As someone who is certifiably sports mad, I was delighted to attend a keynote talk from Fran Millar, Director of Business Operations and Head of Winning Behaviours at Team Sky, at the recent Lawshare Annual Conference in Manchester.
Fran spoke about many interesting aspects of the Team Sky organisation, but I thought one of the most relevant to share was about the team’s ‘culture’. She believes that is one of the key differences that makes Team Sky that little bit better than all the rest. They even have name for it: ‘Winning Behaviours’.
Team Sky recently spent a lot of time involving everyone in the whole organisation, from Chris Froome, to the mechanics, to the chef, to the bus driver, etc talking through every aspect of their culture, and which parts are good and contribute to their success, which are bad and should be stopped, and so on. The outcome was a ‘code’ by which they live, giving them the optimum environment for success. So, what is this ‘code’, and how might it translate to your team/organisation?
This is the principle that taking ownership of things for yourself, is key to human success. Giving power and control to the athletes and people in their organisation makes them feel empowered, and helps get the best out of themselves. Even in circumstances where some of their athletes give that control immediately to their coach, the athlete has bought more into the training, race schedule etc, as they have been empowered to give the control to the coach.

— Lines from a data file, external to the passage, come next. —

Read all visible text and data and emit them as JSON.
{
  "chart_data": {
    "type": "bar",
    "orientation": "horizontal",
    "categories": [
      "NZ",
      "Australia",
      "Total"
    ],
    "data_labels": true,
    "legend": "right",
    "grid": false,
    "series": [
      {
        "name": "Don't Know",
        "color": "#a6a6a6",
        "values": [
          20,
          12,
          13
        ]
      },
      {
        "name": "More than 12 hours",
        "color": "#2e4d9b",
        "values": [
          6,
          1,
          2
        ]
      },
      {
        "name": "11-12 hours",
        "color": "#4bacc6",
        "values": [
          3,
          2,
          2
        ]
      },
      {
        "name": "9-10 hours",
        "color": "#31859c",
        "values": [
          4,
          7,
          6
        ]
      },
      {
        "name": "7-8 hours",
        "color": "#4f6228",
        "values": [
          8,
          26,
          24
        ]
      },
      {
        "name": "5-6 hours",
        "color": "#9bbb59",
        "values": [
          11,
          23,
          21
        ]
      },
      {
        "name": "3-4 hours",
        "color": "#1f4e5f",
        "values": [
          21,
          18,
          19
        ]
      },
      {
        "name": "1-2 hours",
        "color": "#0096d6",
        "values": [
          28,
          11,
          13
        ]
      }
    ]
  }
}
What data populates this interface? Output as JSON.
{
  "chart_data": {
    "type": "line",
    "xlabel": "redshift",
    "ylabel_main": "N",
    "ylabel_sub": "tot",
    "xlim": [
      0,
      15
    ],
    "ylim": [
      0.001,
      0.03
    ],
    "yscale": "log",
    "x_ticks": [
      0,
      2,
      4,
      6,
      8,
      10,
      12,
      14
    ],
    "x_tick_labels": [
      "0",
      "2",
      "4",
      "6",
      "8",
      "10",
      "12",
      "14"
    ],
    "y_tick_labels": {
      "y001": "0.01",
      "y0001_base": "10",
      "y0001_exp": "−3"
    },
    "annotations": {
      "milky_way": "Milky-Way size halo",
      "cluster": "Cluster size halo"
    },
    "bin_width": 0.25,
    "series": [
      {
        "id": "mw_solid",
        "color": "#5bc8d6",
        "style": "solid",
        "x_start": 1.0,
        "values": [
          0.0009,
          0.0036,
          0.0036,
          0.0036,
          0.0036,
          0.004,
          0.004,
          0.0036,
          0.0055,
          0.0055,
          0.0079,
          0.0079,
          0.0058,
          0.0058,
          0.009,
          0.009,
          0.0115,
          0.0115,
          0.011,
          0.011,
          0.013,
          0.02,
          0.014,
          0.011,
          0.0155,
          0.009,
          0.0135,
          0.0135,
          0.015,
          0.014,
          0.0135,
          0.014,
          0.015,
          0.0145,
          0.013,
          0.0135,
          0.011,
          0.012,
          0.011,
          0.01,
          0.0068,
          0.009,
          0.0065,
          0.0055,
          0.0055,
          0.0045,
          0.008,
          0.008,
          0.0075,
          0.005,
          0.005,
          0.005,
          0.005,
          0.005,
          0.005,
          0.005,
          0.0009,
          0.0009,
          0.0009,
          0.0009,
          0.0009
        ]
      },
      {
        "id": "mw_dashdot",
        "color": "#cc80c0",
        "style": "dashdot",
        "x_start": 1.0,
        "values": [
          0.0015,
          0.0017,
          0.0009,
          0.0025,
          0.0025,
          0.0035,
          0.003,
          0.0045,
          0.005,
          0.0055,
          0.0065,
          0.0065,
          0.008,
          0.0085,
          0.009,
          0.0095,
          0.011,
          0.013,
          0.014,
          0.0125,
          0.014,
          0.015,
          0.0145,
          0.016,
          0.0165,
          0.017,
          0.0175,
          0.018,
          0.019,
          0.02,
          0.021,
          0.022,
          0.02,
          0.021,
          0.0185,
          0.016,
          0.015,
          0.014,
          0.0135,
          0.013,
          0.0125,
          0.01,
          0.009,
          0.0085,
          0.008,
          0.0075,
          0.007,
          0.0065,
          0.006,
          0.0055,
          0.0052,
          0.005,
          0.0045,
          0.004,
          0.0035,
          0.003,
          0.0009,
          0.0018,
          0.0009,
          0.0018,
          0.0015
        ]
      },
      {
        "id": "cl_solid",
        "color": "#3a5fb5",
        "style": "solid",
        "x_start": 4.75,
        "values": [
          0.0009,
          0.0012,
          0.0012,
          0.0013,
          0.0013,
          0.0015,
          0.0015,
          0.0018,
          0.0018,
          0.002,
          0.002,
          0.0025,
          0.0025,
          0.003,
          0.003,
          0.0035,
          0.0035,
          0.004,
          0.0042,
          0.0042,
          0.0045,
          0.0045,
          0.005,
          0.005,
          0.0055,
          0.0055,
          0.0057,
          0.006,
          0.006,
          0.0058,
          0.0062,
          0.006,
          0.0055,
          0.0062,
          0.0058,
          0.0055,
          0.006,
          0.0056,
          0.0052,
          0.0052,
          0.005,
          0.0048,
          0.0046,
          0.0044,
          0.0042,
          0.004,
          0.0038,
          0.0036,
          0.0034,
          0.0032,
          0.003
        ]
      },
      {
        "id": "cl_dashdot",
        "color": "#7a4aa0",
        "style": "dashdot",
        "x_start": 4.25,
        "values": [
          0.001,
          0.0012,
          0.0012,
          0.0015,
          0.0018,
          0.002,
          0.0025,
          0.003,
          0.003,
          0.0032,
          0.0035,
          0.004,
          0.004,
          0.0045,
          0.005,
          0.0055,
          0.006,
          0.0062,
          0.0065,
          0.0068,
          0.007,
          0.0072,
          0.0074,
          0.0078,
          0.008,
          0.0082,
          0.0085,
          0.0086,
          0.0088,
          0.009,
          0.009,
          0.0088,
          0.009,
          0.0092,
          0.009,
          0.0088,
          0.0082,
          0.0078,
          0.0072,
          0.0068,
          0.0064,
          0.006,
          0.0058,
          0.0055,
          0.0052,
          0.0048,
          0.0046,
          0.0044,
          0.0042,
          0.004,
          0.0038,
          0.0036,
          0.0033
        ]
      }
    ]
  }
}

This piece of the ‘code’ is that working in a team environment creates the optimal environment for success/productivity. The belief must be that the team is made up of people, including your ‘self’, and that your role is crucial to the overall success. Fran spoke of how no single member of Team Sky is bigger than the team itself. If that is the case, you won’t have winning behaviours. At Team Sky, they will select a slightly less well performing athlete/member of staff who is ‘all in’ for the team, over somebody performing at a higher level who is out for themselves.
This is the principle that if somebody within the team is doing something that is not contributing to the performance, they shouldn’t be doing it. Team Sky have an ‘Outcome Focus’ where they only start something if they know what the intended outcome is. That way, they can identify the milestones along the way, and track progress against those. Therefore, if you are ever doing something that does not contribute towards achieving those tasks/milestones, you should stop doing it as it is not contributing to the desired outcome.
CONTINUOUS IMPROVEMENT / MARGINAL GAINS
This is possibly the aspect of the Team Sky philosophy/culture you have heard of. The idea is that to have a consistently high performing team, you should be constantly looking at every aspect of what you do, to identify each tiny aspect that could be done slightly better in some way. Everybody could be 1% better at their job tomorrow, if you made that an objective for them. If everybody in your organisation is 1% better tomorrow, the organisation or team as a whole becomes significantly better.
One example from Team Sky is their routine at hotels while competing at races around the world. The Tour de France, Giro d’Italia etc require every team to stay in the same/allocated hotels, some of which are better than others! So, Team Sky have a strict routine of going in to the hotel, stripping out the rooms completely and deep cleaning them, before using the same pillows, sheets, duvets etc as the riders have at home, in their own bed. This helps them to sleep and recover better after each stage of the race. In marginal gains philosophy, does that make them win the race? No. Does it help win the race? Yes. The principle of continuous improvement is to keep looking for these marginal gains.
This is a crucial element of the culture of any winning / high performing team. You may have the best plan in the world, but you need to tell the people in your organisation about it. If your people don’t hear about something, they will assume the worst! That is just human nature. Often Managers or Partners in a business take the view that ‘we don’t have anything to tell them yet, we haven’t made a decision’. Simply tell your team that – it will contribute to a higher performing, more engaged and motivated team in a small way, as they feel informed/empowered. A marginal gain if you like.
To conclude, I think there is a lot that businesses of all types can learn from the Team Sky culture and philosophy. There is no doubt that planning and implementing these values/approaches into the core of your organisation would take time and effort. However, I hope you agree it is worth the investment. It has certainly worked for a start-up cycling team, in an ultra-competitive elite sports environment, who have used these ‘Winning Behaviours’ to dominate on the world stage year after year. If it’s helped them, it’s probably going to help your business too.